А как относились к своим солдатам английские офицеры? А точно так же, как и австрийские. Однажды Наполеону довелось поговорить с английским офицером, и тот заявил, что «большая часть английских солдат — просто животные, которых надо подгонять палкой». На что Наполеон возразил: «Никакой униженный солдат не пригоден к воинской службе. Какую честь может иметь солдат, которого высекли перед строем его товарищей? Он теряет все чувства достоинства… После сражения я собирал офицеров и солдат и задавал вопрос: кто лучше всех проявил себя? Кто был самым храбрым? И повышал в чине проявивших себя наилучшим образом в сражении и способных читать и писать. Тех, кто не мог ни читать, ни писать, я заставлял учиться ежедневно по пять часов, пока они в достаточной мере не овладевали грамотой, после чего я повышал их в чине. Представляете, что можно было бы ожидать от английской армии, если бы каждый солдат надеялся стать генералом, если он хорошо сражается?»
Помимо перечисленного Наполеон планировал выпустить в Англии декларацию о конфискации собственности всех тех, кто будет противодействовать французам, и передать эту собственность тем, кто французов поддерживает. Такие меры всегда очень эффективны: как только в руках вчерашних противников «оккупационного режима» оказывается собственность и деньги, это действует на их патриотический пыл, как пенициллин на микробы. Тем более тогдашняя Англия, как, впрочем, и Европа, была расколота — довольно значительная и наиболее передовая часть общества была заражена идеями французских просветителей и сочувствовала первому консулу, олицетворявшему все эти идеи. Тот же самый феномен наблюдался не только в Англии, но и в России. Вспыхнувший в России в 1812 году патриотический дух самым парадоксальным образом сочетался в высшем свете с «наполеономанией». Воевавший с Наполеоном Денис Давыдов называл его «чудесным человеком», с ним были солидарны сотни русских офицеров.
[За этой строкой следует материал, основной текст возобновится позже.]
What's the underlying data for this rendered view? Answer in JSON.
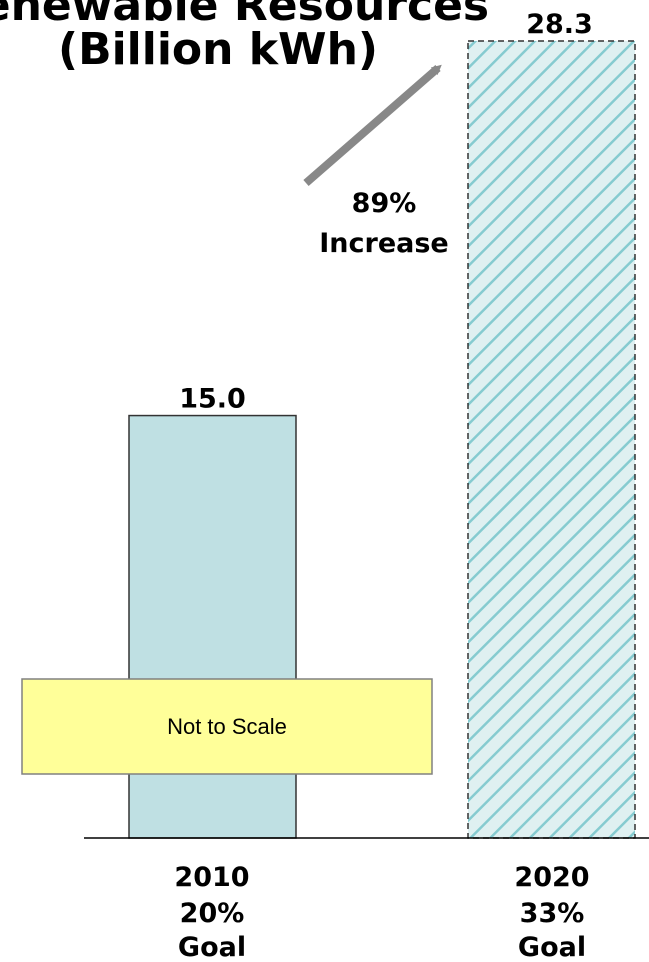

Наполеономания в Европе резко усилилась, когда Наполеон был уже «не опасен» и сидел на острове Святой Елены. Европа жадно следила, как он там. А после смерти Бонапарта в главной его ненавистнице — Англии поднялась волна возмущения: многие англичане говорили, что Британия поступила с гением человечества не по-джентльменски.
И поскольку Наполеон был главной фигурой XIX века, десятки тысяч книг о нем, которые выходили весь XIX век, привели к тому, что не было в Европе практически ни одного грамотного человека, который бы не прочел наполеоновских фраз о единой Европе и его слов «Террор и плеть я заменил честью и соперничеством». Не зря же и Ницше потом пробило, и он ругал немцев кретинами, которые не поняли и не использовали шанс, который предоставила им история в лице Наполеона.